Imagine being a parent in a foreign country and upon finding your daughter missing the police refuse to issue a photo of her, or a description of what she was wearing, or photo-fits of possible suspects seen around the apartment at the time. Add to that the secrecy laws that mean you cannot speak about the events that night and you might feel you were in some Kafkaesque nightmare.

I ask in all sincerity, who does the non- issue of photos of Madeleine and the possible suspects really protect? Is it not the abductor?: If we don’t know what the child looks like, or what the possible suspect looks like…does that not protect the abductor?

Below is the sketch of a possible suspect which the police refused to release, but which was shown to residents of Praia da Luz:

Mr Russel who drew this after seeing the original, described it as looking like “an egg with a side parting“.  I ask again, who does this sketch really protect; Madeleine or the abductor?

The comment by Mr Pinto Monteiro is disingenuous in light of the fact that the Portuguese police and media have made it clear that they believe the parents killed Madeleine on the 3rd of May in the apartment, hid her body and moved it 25 days later in their hire car. His claims and insistence that ‘ all lines of inquiry are still open’  has become the Portuguese police equivalent of Muzak.

If the police are convinced that the parents killed Madeleine, then why bother issuing brutal, inane comments about publicity leading to her ‘probable’ death at the hands of a kidnapper? The obvious answer is that the Portuguese police are busy Teflon-coating themselves for when they finally have to face the world and say that they failed to find Madeleine or to charge anyone with her abduction.

In their eyes they are blameless:

1. The parents left Madeleine alone – so it is their fault if something happened to her, not ours.

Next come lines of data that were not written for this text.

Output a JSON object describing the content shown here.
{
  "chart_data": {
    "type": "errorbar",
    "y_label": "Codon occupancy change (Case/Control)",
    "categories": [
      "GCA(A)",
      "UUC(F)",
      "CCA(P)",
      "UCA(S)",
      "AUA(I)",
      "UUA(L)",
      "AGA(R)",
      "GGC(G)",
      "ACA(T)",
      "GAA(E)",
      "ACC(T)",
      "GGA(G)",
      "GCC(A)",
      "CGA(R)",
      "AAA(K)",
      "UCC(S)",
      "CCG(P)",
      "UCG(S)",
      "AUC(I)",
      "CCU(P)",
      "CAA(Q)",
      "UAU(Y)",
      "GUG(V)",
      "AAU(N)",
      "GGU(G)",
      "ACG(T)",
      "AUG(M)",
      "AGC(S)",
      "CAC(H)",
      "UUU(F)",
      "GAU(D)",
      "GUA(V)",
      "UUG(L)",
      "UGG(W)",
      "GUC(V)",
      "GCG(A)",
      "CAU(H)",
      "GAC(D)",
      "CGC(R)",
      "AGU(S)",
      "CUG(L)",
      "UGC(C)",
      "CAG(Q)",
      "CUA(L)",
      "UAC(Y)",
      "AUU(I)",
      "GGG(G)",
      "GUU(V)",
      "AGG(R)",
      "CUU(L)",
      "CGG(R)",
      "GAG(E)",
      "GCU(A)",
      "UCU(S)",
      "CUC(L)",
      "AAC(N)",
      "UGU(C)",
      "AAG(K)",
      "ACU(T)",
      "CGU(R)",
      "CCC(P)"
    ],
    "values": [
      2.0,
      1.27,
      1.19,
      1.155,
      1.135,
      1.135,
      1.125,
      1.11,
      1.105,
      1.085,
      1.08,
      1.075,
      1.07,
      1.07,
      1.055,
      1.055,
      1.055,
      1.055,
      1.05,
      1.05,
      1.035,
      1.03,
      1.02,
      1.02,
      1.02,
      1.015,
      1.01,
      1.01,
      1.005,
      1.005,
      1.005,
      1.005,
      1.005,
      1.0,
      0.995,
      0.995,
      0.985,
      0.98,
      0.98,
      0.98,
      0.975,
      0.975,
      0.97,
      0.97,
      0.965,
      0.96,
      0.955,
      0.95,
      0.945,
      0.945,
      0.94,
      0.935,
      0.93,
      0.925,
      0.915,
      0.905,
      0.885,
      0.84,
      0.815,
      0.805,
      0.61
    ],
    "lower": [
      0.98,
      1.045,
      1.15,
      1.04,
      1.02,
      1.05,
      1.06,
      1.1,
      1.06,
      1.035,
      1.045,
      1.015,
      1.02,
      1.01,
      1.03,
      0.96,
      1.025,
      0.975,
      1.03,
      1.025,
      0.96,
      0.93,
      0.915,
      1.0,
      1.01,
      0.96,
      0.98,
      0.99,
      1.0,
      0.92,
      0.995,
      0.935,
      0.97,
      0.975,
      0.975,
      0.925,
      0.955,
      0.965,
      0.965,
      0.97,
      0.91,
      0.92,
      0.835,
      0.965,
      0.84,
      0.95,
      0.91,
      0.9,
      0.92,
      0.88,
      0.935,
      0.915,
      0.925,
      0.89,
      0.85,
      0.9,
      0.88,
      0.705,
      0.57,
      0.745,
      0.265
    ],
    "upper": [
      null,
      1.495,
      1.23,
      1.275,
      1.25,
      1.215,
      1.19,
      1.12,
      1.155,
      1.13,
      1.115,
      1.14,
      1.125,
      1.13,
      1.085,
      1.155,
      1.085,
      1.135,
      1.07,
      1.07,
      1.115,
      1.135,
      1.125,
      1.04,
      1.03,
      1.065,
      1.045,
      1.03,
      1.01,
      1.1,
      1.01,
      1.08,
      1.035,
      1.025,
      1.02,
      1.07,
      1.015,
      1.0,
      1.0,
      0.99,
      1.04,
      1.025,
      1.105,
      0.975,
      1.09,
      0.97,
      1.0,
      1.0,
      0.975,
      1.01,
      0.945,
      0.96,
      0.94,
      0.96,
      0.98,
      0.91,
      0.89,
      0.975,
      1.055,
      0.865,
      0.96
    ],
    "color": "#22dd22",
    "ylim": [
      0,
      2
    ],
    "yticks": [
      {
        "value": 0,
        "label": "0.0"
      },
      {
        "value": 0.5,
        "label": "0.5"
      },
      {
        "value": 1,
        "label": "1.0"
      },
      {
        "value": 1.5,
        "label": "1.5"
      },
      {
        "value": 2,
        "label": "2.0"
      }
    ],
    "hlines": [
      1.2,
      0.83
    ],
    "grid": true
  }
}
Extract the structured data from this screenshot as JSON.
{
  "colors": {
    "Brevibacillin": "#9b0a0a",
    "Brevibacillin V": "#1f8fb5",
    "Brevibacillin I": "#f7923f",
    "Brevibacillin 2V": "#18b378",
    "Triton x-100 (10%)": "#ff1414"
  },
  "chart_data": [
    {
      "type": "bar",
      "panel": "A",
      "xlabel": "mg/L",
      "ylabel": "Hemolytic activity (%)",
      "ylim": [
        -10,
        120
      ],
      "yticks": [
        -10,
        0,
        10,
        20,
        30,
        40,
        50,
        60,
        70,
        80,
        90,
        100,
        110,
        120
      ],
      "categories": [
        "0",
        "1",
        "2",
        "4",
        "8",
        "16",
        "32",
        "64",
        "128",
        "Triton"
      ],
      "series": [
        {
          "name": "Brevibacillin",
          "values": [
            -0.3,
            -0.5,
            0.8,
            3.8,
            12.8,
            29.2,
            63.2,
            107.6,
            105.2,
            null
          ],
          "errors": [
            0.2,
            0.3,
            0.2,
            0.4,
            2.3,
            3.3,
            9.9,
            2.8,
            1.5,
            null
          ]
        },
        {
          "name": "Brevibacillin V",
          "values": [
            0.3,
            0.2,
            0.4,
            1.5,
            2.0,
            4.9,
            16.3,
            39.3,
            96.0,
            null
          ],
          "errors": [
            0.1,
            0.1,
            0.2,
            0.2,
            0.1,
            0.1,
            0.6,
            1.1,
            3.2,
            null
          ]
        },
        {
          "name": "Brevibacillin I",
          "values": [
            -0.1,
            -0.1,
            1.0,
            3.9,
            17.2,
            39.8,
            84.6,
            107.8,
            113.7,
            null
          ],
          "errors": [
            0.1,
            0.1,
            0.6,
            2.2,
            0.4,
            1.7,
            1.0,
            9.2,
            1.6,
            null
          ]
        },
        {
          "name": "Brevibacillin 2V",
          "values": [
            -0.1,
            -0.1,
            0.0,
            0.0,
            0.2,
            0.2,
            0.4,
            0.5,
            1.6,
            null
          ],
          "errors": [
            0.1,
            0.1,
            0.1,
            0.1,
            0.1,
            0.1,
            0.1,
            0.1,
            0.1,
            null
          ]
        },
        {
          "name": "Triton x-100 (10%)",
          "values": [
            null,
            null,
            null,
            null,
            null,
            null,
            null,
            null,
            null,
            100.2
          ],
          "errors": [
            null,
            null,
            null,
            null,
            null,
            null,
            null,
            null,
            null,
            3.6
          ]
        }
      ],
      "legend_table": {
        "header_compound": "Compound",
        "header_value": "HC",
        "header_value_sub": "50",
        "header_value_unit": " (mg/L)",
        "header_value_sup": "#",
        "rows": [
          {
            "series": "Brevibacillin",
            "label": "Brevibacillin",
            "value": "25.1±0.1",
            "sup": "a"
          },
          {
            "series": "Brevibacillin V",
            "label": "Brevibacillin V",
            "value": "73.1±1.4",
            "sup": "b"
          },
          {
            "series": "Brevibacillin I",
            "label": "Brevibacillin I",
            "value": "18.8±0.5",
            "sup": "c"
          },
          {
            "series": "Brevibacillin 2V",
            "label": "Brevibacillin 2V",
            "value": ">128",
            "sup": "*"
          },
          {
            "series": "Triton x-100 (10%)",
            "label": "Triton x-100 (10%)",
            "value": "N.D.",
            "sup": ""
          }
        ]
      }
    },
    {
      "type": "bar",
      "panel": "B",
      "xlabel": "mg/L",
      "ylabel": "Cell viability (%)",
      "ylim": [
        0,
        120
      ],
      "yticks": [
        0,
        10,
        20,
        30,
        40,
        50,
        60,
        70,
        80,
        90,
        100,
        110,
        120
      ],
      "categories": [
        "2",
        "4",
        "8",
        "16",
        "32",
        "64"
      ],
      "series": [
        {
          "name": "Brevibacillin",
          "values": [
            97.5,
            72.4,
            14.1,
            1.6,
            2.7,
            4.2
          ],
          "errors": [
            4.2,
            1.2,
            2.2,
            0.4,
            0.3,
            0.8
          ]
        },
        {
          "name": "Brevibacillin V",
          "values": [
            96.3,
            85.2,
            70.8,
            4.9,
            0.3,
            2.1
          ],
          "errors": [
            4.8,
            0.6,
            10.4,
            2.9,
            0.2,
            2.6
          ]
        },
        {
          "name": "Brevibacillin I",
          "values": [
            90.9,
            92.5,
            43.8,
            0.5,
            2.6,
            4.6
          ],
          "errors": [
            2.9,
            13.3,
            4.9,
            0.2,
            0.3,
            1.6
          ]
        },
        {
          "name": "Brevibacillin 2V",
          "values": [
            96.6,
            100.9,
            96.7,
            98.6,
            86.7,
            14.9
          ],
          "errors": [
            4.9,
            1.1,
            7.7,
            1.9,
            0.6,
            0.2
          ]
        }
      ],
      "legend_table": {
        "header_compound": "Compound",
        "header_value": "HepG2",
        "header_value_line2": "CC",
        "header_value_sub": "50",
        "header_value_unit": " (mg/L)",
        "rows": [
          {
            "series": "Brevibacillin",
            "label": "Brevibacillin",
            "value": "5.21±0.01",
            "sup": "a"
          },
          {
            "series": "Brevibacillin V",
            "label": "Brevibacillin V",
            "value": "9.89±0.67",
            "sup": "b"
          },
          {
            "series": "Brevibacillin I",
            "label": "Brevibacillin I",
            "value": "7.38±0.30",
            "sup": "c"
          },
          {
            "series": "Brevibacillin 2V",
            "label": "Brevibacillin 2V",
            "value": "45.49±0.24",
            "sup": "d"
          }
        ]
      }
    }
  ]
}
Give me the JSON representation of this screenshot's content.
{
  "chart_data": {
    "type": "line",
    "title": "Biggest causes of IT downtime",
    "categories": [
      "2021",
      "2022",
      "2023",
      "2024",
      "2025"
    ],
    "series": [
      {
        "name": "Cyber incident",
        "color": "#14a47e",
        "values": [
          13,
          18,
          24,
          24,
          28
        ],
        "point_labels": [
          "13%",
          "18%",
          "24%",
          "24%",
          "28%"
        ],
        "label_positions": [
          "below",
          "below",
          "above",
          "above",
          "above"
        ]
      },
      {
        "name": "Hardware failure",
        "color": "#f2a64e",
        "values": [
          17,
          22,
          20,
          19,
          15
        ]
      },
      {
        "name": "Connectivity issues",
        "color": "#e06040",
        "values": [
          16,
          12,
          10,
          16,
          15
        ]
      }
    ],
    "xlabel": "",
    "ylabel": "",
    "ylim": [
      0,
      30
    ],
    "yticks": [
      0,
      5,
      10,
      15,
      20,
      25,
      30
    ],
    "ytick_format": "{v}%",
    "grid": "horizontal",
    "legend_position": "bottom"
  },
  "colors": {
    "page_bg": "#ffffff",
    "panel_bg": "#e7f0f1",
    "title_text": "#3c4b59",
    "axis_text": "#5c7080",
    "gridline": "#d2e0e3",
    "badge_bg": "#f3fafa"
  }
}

2. The parents initiated the publicity campaign and as a result a kidnapper would have killed her, so it’s their fault not ours.

3. The parents killed her and are being aided and abetted by their friends, Gordon Brown and wealthy supporters, so what can we do faced with such opposition? It’s not our fault.

4. We have run out of resources…it’s not our fault.

5. The parents and friends refuse to answer more questions…it’s not our fault

6. The Portuguese prosecutor refuses to authorise and send the questions..it’s not our fault.

and on and on…
 

The Portuguese attitude to the Madeleine and particularly their persistent and myopic view that her parents killed her and their refuasl to look beyond that, reminds me of the Buddhist tale of The Blind Men and an Elephant

 Buddha tells the story of a raja who had six blind men gathered together to examine the elephant.

“When the blind men had felt the elephant, the raja went to each of them and said to each, ‘Well, blind man, have you seen the elephant? Tell me, what sort of thing is an elephant?’

They assert the elephant is like a pot (head), winnowing basket (ear), ploughshare (tusk), plough (trunk), granary (body), pillar (foot), mortar (back), pestle (tail), or brush (tip of the tail).

The men come to blows, which delights the raja. The raja says:

O how they cling and wrangle, some who claim
For preacher and monk the honored name!
For, quarreling, each to his view they cling.
Such folk see only one side of a thing.